Today we’re delighted to point you all to Minnesota Public Radio’s wonderful piece about Monte’s approach to life, death, and bringing both into the classroom. Please do check it out at http://minnesota.publicradio.org/display/web/2011/02/23/dying-professor-death/

And, for a little more backstage knowledge on the backstage sociologist, here’s the text of Monte’s “about” page on TheSocietyPages.org:

Monte Bute is an associate professor of sociology at Metropolitan State University in the Twin Cities of Minnesota, where he has taught for the past 25 years. He is also a guest columnist on the opinion page of the St. Paul Pioneer Press.

The title of this blog comes from a 2004 essay, “The Making of a Backstage Sociologist.” For the “Full Monte,” read that narrative and “New Tricks from an Old Dog.”

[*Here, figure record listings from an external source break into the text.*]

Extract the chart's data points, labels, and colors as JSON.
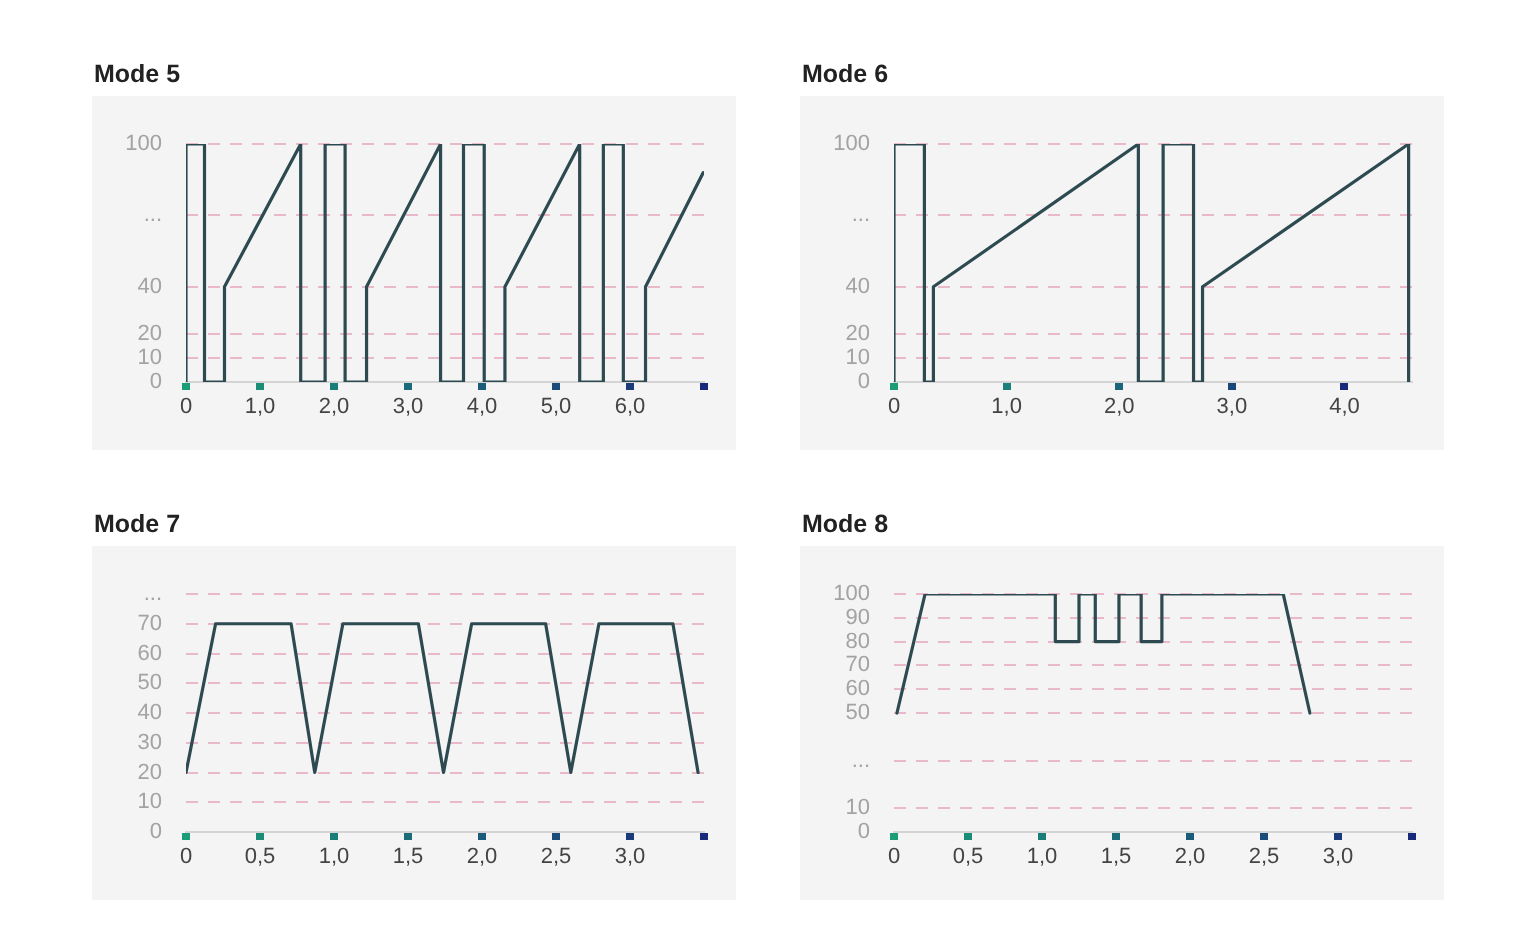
{
  "chart_data": [
    {
      "type": "line",
      "title": "Mode 5",
      "x": [
        0,
        0,
        0.25,
        0.25,
        0.52,
        0.52,
        1.55,
        1.55,
        1.88,
        1.88,
        2.15,
        2.15,
        2.44,
        2.44,
        3.44,
        3.44,
        3.75,
        3.75,
        4.03,
        4.03,
        4.31,
        4.31,
        5.32,
        5.32,
        5.64,
        5.64,
        5.91,
        5.91,
        6.21,
        6.21,
        6.99
      ],
      "series": [
        {
          "color": "#2d4a50",
          "values": [
            0,
            100,
            100,
            0,
            0,
            40,
            100,
            0,
            0,
            100,
            100,
            0,
            0,
            40,
            100,
            0,
            0,
            100,
            100,
            0,
            0,
            40,
            100,
            0,
            0,
            100,
            100,
            0,
            0,
            40,
            88
          ]
        }
      ],
      "xlim": [
        0,
        7
      ],
      "xticks": [
        {
          "value": 0,
          "label": "0"
        },
        {
          "value": 1,
          "label": "1,0"
        },
        {
          "value": 2,
          "label": "2,0"
        },
        {
          "value": 3,
          "label": "3,0"
        },
        {
          "value": 4,
          "label": "4,0"
        },
        {
          "value": 5,
          "label": "5,0"
        },
        {
          "value": 6,
          "label": "6,0"
        },
        {
          "value": 7,
          "label": null
        }
      ],
      "ylim": [
        0,
        100
      ],
      "yticks": [
        0,
        10,
        20,
        40,
        {
          "value": 70,
          "label": "..."
        },
        100
      ],
      "grid": "y"
    },
    {
      "type": "line",
      "title": "Mode 6",
      "x": [
        0,
        0,
        0.27,
        0.27,
        0.35,
        0.35,
        2.17,
        2.17,
        2.39,
        2.39,
        2.66,
        2.66,
        2.74,
        2.74,
        4.57,
        4.57
      ],
      "series": [
        {
          "color": "#2d4a50",
          "values": [
            0,
            100,
            100,
            0,
            0,
            40,
            100,
            0,
            0,
            100,
            100,
            0,
            0,
            40,
            100,
            0
          ]
        }
      ],
      "xlim": [
        0,
        4.6
      ],
      "xticks": [
        {
          "value": 0,
          "label": "0"
        },
        {
          "value": 1,
          "label": "1,0"
        },
        {
          "value": 2,
          "label": "2,0"
        },
        {
          "value": 3,
          "label": "3,0"
        },
        {
          "value": 4,
          "label": "4,0"
        }
      ],
      "ylim": [
        0,
        100
      ],
      "yticks": [
        0,
        10,
        20,
        40,
        {
          "value": 70,
          "label": "..."
        },
        100
      ],
      "grid": "y"
    },
    {
      "type": "line",
      "title": "Mode 7",
      "x": [
        0,
        0.2,
        0.71,
        0.87,
        1.06,
        1.57,
        1.74,
        1.93,
        2.43,
        2.6,
        2.79,
        3.29,
        3.46
      ],
      "series": [
        {
          "color": "#2d4a50",
          "values": [
            20,
            70,
            70,
            20,
            70,
            70,
            20,
            70,
            70,
            20,
            70,
            70,
            20
          ]
        }
      ],
      "xlim": [
        0,
        3.5
      ],
      "xticks": [
        {
          "value": 0,
          "label": "0"
        },
        {
          "value": 0.5,
          "label": "0,5"
        },
        {
          "value": 1,
          "label": "1,0"
        },
        {
          "value": 1.5,
          "label": "1,5"
        },
        {
          "value": 2,
          "label": "2,0"
        },
        {
          "value": 2.5,
          "label": "2,5"
        },
        {
          "value": 3,
          "label": "3,0"
        },
        {
          "value": 3.5,
          "label": null
        }
      ],
      "ylim": [
        0,
        80
      ],
      "yticks": [
        0,
        10,
        20,
        30,
        40,
        50,
        60,
        70,
        {
          "value": 80,
          "label": "..."
        }
      ],
      "grid": "y"
    },
    {
      "type": "line",
      "title": "Mode 8",
      "x": [
        0.02,
        0.21,
        1.09,
        1.09,
        1.25,
        1.25,
        1.36,
        1.36,
        1.52,
        1.52,
        1.67,
        1.67,
        1.81,
        1.81,
        2.63,
        2.81
      ],
      "series": [
        {
          "color": "#2d4a50",
          "values": [
            50,
            100,
            100,
            80,
            80,
            100,
            100,
            80,
            80,
            100,
            100,
            80,
            80,
            100,
            100,
            50
          ]
        }
      ],
      "xlim": [
        0,
        3.5
      ],
      "xticks": [
        {
          "value": 0,
          "label": "0"
        },
        {
          "value": 0.5,
          "label": "0,5"
        },
        {
          "value": 1,
          "label": "1,0"
        },
        {
          "value": 1.5,
          "label": "1,5"
        },
        {
          "value": 2,
          "label": "2,0"
        },
        {
          "value": 2.5,
          "label": "2,5"
        },
        {
          "value": 3,
          "label": "3,0"
        },
        {
          "value": 3.5,
          "label": null
        }
      ],
      "ylim": [
        0,
        100
      ],
      "yticks": [
        0,
        10,
        {
          "value": 30,
          "label": "..."
        },
        50,
        60,
        70,
        80,
        90,
        100
      ],
      "grid": "y"
    }
  ]
}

His teaching and research interests include social theory, public sociology, teaching and learning, social power, protest and social movements, and political theory.

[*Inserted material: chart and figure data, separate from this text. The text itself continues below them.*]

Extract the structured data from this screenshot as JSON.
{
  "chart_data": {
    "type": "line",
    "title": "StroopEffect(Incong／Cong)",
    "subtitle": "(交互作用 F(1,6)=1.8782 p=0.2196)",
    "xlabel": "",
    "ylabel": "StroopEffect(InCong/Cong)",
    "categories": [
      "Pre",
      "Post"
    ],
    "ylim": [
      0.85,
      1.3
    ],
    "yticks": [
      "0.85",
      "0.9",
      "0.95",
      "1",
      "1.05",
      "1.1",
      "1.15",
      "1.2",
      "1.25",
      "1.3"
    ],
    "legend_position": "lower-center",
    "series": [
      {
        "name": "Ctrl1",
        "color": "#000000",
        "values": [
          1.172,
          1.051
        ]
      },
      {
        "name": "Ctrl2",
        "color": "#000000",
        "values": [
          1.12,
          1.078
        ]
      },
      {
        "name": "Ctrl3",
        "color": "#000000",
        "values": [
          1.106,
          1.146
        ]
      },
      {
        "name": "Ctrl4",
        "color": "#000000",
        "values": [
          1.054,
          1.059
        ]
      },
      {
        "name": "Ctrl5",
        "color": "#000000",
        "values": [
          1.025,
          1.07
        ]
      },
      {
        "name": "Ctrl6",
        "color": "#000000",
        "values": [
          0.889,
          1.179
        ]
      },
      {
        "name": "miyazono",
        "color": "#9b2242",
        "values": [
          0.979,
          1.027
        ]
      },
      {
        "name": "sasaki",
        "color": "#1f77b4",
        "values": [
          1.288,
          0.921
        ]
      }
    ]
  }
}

He began teaching at Metropolitan State as an avocation in 1984, and reluctantly began graduate school rather late in life. Bute has published over 60 articles in academic journals and the popular press, and has made over 70 presentations at academic conferences and community events.

Sociologists of Minnesota (SOM) gave Monte the Distinguished Sociologist award in 2004. Bute has received Metropolitan State University’s Outstanding Teacher and Excellence in Teaching awards. He is also the recipient of awards from Minneapolis Community and Technical College, the Jobs Now Coalition, and the Job Training Partnership Association.

Bute is past president of both Sociologists of Minnesota and the National Council of State Sociological Associations (NCSSA). He has also served as editor of Sociograph, associate editor of the Sociological Imagination, and is currently on the editorial board of Contexts, a journal of the American Sociological Association. Monte has been a fellow of the National Endowment for the Humanities (NEH) and the Humphrey Institute of Public Affairs, University of Minnesota.

Bute comes to both sociology and academic life by a rather circuitous route. Majoring in American studies and European humanities, he dropped out of college in 1967 and landed in Berkeley and the Haight-Ashbury district of San Francisco.

Monte then spent the next two decades on the ramparts of social change, working as a grassroots organizer and independent scholar for organizations representing the unemployed, tenants, welfare recipients, union members, and students. He served on the Governor’s Poverty Commission in 1986-87 and was the lead author of A Poverty of Opportunity: Restoring the Minnesota Dream.

Having become a social scientist by the seat of his pants, Bute adheres to Alfred Schutz’s distinction between scholarship aimed at the “expert” and scholarship directed to the “well-informed citizen.” For over 40 years Monte has been nurturing the development of well-informed citizens.